On the release “Sketches for Revolution”, Asger Kudahl – a musician, sound designer and the co-founder of the label Resonans Recordings – has gathered the incidental music he created for the contemporary dance performance “The Vampire Revolution”. The decision to release the music in its own right is entirely justified: The pieces stand for themselves.
In contrast to its title, the release remains free from messages or simple answers. Slowly warbling and swirling, more fluid than solid, these pieces are evocative and stimulating. At the same time, there is a sense of restrained drama in how these tracks unfold and tell themselves. In this sense, they are a good fit for their original context of incidental music.
Kudahl is versed in contributing sound works for theater and performance pieces, a field that holds concrete demands and requirements for a composer. In this instance, Kudahl obtained a lush and cosmic sound from mostly using analogue synthesizers.
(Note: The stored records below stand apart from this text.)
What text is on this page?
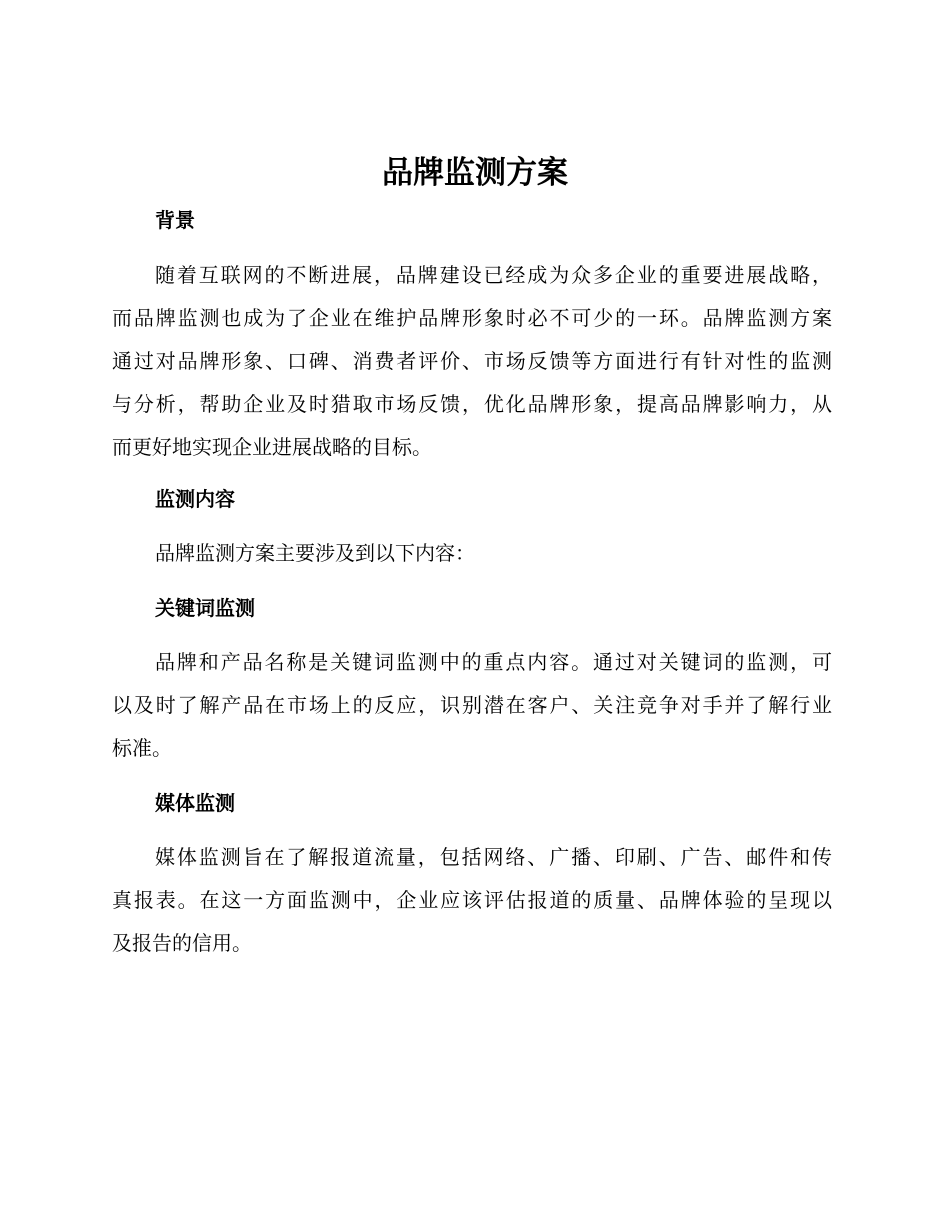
品牌监测方案
背景
随着互联网的不断进展，品牌建设已经成为众多企业的重要进展战略，
而品牌监测也成为了企业在维护品牌形象时必不可少的一环。品牌监测方案
通过对品牌形象、口碑、消费者评价、市场反馈等方面进行有针对性的监测
与分析，帮助企业及时猎取市场反馈，优化品牌形象，提高品牌影响力，从
而更好地实现企业进展战略的目标。
监测内容
品牌监测方案主要涉及到以下内容：
关键词监测
品牌和产品名称是关键词监测中的重点内容。通过对关键词的监测，可
以及时了解产品在市场上的反应，识别潜在客户、关注竞争对手并了解行业
标准。
媒体监测
媒体监测旨在了解报道流量，包括网络、广播、印刷、广告、邮件和传
真报表。在这一方面监测中，企业应该评估报道的质量、品牌体验的呈现以
及报告的信用。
Applied with a ductus reminiscent of impressionist painting, the gentle glissandi on “Østerbro” evoke the calm eerieness of a night in the borough of Østerbro. At night-time, this particular area of Copenhagen can feel like a ghost town, a place abandoned by life itself, a place where life is not visible, but only implied.
”Østerbro” is one of the pieces on this release that most clearly are sketches. However, other pieces on the album, such as ”Time”, unfold slowly into a clearly discernible and concrete structure. ”Time” takes its own time in doing so. The piece seems to fall and rise simultaneously, but it never falls into cacophony. All elements are justified in their relations between one another, slowly adding into one majestic whole.
Away from the ambient, the piece ”The New Body” involves dripping and stumbling percussion that is both primitive and sophisticated. Seemingly, the machines are locked into physical convulsions. The elements become more and more chaotic, the sounds start to blur until the piece collides with itself, a process that is fascinating to listen to. An odd element on the album is the track „Vegan“, a pumping techno track, replete with ghostly wailing synth pads. Aesthetically, it is incomparable to the rest of the album, but in terms of atmosphere, it sits well among the other tracks.
On my first listen of the album „Sketches for Revolution“, I wasn’t even aware of the pieces being incidental music. However, I felt reminded of the synth-heavy soundtracks of horror and sci-fi movies of the 1970s and ’80s more than once. The work of classic Krautrock acts like Amon Düül or Tangerine Dream also came to mind. But the album is not an exercise in synthesizer history.
Simply pointing at this period does not do justice to the music on „Sketches for Revolution“. Rather, it employs tools and methods that have stood the test of time, and combines them freely with very contemporary ways of creating music. Not as a juxtaposition, but as a synergetic whole. This album is clearly a fruit of our times.
Info: ”Sketches for Revolution” was released on Resonans Recordings in June.